Barack Obama In Afghanistan To Sign Security Pact

KABUL, Afghanistan — President Barack Obama made a surprise visit to Afghanistan on Tuesday, the eve of the one-year anniversary of the assassination of Osama bin Laden.

The goal of the trip is to meet with Afghan President Hamid Karzai and sign off on a long-term agreement that would extend America’s military presence in the country into the next decade. ABC reported that Obama will deliver a live, televised address from Bagram Air Base at 7:30 p.m. EDT. The speech is expected to last for about 10 minutes, a White House pool report notes.

Obama’s itinerary was cloaked in secrecy through the day Tuesday, as White House officials sought to keep news of the trip under wraps out of concern for his safety. Even after hints of the president’s arrival broke on Twitter and local Afghan news outlets, White House and U.S. embassy officials repeatedly denied that the president was “in Kabul,” and reportedly even asked some outlets to remove mention of it from their Twitter feeds.

Kabul has been generally safe recently, but the Taliban has occasionally staged dramatic attacks on international forces and diplomatic installations, including a major assault on the American embassy last year, and a 20-hour siege of the Parliament and other government offices just last month.

Obama left at Washington, D.C. at 12:09 a.m. Tuesday morning, according to the pool report. He was greeted by Ambassador Ryan Crocker and Lt. General Mike Scaparrotti, Deputy Commander of U.S. Forces in Afghanistan.

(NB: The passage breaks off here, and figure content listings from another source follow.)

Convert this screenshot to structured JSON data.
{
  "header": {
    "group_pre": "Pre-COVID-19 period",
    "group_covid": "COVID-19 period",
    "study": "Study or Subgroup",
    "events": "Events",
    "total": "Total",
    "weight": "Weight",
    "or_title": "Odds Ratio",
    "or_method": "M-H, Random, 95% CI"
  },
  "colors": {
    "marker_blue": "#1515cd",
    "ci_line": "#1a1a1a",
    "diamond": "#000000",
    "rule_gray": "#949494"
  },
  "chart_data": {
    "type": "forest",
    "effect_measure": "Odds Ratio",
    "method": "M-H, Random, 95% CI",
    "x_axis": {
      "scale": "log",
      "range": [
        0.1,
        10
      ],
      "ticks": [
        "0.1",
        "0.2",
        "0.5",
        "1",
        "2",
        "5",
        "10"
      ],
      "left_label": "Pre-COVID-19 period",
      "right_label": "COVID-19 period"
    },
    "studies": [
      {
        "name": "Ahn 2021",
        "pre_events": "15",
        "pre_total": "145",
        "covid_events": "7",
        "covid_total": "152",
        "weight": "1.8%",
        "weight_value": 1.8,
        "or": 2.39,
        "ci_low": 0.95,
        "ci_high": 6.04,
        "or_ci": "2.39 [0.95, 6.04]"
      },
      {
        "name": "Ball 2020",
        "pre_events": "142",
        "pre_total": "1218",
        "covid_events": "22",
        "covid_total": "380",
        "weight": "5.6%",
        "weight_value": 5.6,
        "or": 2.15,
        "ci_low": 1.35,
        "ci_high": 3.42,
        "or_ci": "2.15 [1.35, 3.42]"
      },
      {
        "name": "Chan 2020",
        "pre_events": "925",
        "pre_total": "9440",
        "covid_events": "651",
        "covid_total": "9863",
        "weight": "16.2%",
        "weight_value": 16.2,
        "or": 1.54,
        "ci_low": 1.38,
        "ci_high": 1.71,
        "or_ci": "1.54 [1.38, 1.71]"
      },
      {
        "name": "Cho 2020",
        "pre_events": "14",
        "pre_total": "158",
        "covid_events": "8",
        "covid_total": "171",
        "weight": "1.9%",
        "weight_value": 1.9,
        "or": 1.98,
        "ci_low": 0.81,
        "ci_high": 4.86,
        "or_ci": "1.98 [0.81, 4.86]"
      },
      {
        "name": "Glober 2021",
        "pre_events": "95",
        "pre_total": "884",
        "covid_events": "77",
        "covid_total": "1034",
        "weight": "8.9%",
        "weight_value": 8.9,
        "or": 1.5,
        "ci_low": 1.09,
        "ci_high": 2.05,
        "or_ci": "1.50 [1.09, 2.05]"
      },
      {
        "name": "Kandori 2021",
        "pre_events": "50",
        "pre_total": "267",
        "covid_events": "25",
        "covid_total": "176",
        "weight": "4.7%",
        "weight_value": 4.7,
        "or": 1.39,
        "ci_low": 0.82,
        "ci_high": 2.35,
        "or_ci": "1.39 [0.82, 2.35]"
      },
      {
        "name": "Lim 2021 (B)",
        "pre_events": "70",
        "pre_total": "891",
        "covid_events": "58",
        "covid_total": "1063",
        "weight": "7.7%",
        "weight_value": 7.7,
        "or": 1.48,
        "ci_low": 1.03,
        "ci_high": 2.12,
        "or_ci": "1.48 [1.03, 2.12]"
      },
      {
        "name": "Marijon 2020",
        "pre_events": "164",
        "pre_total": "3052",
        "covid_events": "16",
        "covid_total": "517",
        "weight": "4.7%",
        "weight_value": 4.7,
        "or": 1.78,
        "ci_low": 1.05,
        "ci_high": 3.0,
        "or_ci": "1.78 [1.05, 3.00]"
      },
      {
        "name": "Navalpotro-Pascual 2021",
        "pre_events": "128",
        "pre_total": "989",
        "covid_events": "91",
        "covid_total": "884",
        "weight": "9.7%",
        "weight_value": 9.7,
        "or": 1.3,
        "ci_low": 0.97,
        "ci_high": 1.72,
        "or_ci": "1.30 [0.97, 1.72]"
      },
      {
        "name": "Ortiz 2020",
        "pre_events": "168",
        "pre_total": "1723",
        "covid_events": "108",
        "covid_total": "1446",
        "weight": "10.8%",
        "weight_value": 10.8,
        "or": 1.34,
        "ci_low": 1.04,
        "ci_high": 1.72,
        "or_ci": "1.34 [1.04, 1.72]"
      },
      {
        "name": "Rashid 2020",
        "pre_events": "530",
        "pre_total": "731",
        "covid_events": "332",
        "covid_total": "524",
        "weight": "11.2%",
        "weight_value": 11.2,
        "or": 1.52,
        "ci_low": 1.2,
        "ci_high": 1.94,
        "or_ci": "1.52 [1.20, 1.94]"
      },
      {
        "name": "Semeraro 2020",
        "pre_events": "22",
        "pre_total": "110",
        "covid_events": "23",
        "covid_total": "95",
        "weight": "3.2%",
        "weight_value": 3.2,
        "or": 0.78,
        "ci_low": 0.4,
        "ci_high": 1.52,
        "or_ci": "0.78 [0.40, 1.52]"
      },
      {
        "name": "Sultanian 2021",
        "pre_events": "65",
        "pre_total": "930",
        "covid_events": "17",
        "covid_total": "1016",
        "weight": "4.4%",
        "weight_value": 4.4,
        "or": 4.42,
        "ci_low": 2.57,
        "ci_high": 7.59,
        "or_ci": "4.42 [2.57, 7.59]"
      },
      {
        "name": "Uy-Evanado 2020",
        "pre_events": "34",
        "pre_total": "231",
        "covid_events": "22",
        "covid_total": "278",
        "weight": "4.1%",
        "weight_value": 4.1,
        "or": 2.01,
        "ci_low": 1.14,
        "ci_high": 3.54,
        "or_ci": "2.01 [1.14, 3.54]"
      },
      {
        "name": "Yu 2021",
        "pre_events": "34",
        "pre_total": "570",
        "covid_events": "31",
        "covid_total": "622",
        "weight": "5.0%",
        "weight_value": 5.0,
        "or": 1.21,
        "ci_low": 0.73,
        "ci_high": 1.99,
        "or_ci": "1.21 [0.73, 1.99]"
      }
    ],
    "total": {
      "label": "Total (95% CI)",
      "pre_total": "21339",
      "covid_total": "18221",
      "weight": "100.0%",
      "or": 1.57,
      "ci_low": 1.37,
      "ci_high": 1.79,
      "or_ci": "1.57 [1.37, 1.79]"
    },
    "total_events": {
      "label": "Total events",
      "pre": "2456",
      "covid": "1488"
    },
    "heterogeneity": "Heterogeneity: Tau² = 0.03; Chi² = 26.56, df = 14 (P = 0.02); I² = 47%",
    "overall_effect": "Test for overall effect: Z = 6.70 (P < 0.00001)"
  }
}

Obama is expected to sign off on a ten-year strategic partnership agreement while in Afghanistan that has been the subject of protracted negotiations over the past several months. U.S. officials in Kabul say the agreement, the details of which have not yet been released, includes broad terms for American troops to stay in Afghanistan for 10 years after the end of 2014, the deadline for combat operations to end.

Final specifics of the pact, including how much money the U.S. would contribute to Afghanistan’s coffers or how many troops would remain in the country, are expected to be negotiated in future memorandums of understanding in the coming year. Analysts have estimated the number of U.S. troops serving as trainers and advisers in the long term could be as high as 20,000.

The formal signing of the strategic agreement is seen as something of a perfunctory event — it was understood that it would be finalized before a major international conference of donors to Afghanistan, which is scheduled for late May in Chicago. But until the initialing of the agreement last week, it was not clear that even a preliminary deal could be reached, as the relationship between Karzai and the Obama administration has grown increasingly frosty over the years.

In that sense, Obama’s decision to appear in person in Kabul, and with Karzai, could be seen as marking a significant development in the relationship between the two leaders.

The president’s arrival on the one-year anniversary of U.S. special forces killing bin Laden in neighboring Pakistan also marks an important symbolic gesture, one that could resonate as the presidential campaign season ramps up back home.